Ce grade n'avait été décerné qu'à un seul autre militaire: l'ancien dictateur Ayub Khan qui avait accédé au pouvoir en octobre 1958 après un coup d'Etat.
- Jeu politique -
Ce coup double pour Asim Munir, qui rassemble les pouvoirs de l'armée et jouit désormais d'une immunité à vie, a suscité inquiétudes et critiques.
Pour Aqil Shah, professeur de science politique à l'université américaine de Georgetown, il s'agit de "légalisme autocratique".
L'immunité qui lui est accordée "rend obsolète l'article 6 de la Constitution criminalisant les coups d'Etat militaires", estime-t-il.
Lieutenant-général retraité aujourd'hui analyste, Naeem Khalid Lodhi considère lui que "le maréchal Asim Munir est devenu l'homme le plus puissant du Pakistan".
"Les hommes politiques sont responsables de sa puissance accrue: pour leurs intérêts de court terme, ils ont mis en danger les intérêts de long terme du Pakistan", s'inquiète-t-il.
Sollicitée par l'AFP, l'armée pakistanaise n'a pas commenté ces déclarations.
Pour Shuja Nawaz aussi, la réforme constitutionnelle obéit à des intérêts politiques.
Les politiciens considérés comme proches des cercles militaires, qui ont formé une coalition issue des élections de février 2024 après avoir emprisonné Imran Khan, homme politique le plus populaire, ont voulu "renouveler leur assurance", dit M. Nawaz à l'AFP.
En tant que chef des forces de Défense, Asim Munir terminera son mandat en 2030 "et ils veulent son soutien pour les prochaines élections" de 2029, relève cet auteur et expert de l'Asie du Sud.
Pour lui, Asim Munir est désormais "probablement aussi puissant" que l'ancien chef militaire Pervez Musharraf, qui avait pris le pouvoir en 1999.
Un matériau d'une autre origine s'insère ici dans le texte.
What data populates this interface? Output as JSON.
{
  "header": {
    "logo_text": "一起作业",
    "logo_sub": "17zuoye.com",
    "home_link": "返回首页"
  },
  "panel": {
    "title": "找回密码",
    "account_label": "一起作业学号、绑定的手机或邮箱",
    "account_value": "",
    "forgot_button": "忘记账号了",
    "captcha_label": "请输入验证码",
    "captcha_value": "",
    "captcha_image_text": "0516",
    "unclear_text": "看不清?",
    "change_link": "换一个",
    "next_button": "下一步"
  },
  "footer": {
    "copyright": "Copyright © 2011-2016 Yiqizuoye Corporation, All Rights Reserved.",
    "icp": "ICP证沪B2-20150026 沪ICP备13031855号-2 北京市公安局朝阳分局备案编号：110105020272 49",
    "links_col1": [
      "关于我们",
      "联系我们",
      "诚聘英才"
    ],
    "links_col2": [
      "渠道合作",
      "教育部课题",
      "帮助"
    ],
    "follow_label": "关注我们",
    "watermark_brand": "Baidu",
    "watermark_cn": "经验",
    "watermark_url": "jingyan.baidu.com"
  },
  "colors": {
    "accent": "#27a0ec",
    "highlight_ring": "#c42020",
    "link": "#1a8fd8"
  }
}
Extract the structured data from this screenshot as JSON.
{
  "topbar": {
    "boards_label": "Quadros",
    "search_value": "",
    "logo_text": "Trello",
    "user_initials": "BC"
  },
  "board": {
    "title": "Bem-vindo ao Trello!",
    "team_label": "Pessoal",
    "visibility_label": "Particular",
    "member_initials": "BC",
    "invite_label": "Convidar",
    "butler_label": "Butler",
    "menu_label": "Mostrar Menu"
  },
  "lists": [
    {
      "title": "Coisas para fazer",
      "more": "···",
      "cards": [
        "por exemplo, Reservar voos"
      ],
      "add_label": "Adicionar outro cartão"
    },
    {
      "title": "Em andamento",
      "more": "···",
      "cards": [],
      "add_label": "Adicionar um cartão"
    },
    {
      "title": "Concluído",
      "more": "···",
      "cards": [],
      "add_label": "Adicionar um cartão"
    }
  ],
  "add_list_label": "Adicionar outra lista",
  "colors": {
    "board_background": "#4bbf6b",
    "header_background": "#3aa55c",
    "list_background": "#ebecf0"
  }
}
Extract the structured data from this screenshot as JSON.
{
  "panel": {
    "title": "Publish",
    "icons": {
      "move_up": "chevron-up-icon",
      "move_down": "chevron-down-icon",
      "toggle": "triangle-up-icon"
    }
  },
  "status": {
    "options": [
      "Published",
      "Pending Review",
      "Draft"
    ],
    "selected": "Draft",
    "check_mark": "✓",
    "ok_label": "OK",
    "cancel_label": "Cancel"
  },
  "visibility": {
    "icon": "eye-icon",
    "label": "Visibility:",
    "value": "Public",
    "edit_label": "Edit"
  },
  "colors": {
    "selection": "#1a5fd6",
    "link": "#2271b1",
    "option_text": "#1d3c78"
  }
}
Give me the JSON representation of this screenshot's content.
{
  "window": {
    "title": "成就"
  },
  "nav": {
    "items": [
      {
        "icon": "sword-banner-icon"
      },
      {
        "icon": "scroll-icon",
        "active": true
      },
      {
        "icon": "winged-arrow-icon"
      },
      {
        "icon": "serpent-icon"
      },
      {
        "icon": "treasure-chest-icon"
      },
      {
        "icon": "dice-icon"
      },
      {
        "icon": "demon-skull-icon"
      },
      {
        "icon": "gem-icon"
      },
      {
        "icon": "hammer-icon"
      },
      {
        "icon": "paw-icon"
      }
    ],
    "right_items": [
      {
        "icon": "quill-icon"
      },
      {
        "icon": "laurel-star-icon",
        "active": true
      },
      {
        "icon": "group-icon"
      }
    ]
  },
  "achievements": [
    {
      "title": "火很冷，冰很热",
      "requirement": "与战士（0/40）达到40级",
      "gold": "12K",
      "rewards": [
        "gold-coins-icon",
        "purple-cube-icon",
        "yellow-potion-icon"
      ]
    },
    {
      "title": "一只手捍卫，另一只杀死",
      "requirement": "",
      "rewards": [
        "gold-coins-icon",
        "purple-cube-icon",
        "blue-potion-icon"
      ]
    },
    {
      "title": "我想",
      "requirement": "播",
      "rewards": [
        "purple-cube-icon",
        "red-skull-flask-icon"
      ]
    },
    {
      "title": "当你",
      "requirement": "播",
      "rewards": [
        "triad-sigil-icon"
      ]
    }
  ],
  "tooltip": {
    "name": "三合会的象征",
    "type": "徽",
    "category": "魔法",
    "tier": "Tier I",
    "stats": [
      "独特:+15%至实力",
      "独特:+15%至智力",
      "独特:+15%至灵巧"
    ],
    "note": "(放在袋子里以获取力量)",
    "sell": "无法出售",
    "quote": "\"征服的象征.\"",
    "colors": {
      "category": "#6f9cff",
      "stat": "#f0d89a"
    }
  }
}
"Comme Musharraf, il a un Premier ministre subordonné et l'autorité pour remodeler la structure de l'armée", note l'analyste.
Homme fort du pays avant même la réforme, Asim Munir a déjà représenté son pays sur la scène diplomatique et marqué des points, avec notamment un déjeuner privé avec le président américain Donald Trump.
Mais est-ce assez pour rivaliser avec l'Inde, avec qui les tensions restent vives ?
"Le futur du Pakistan réside dans une économie forte et un système politique stable et il n'a aujourd'hui ni l'un ni l'autre", note Shuja Nawaz.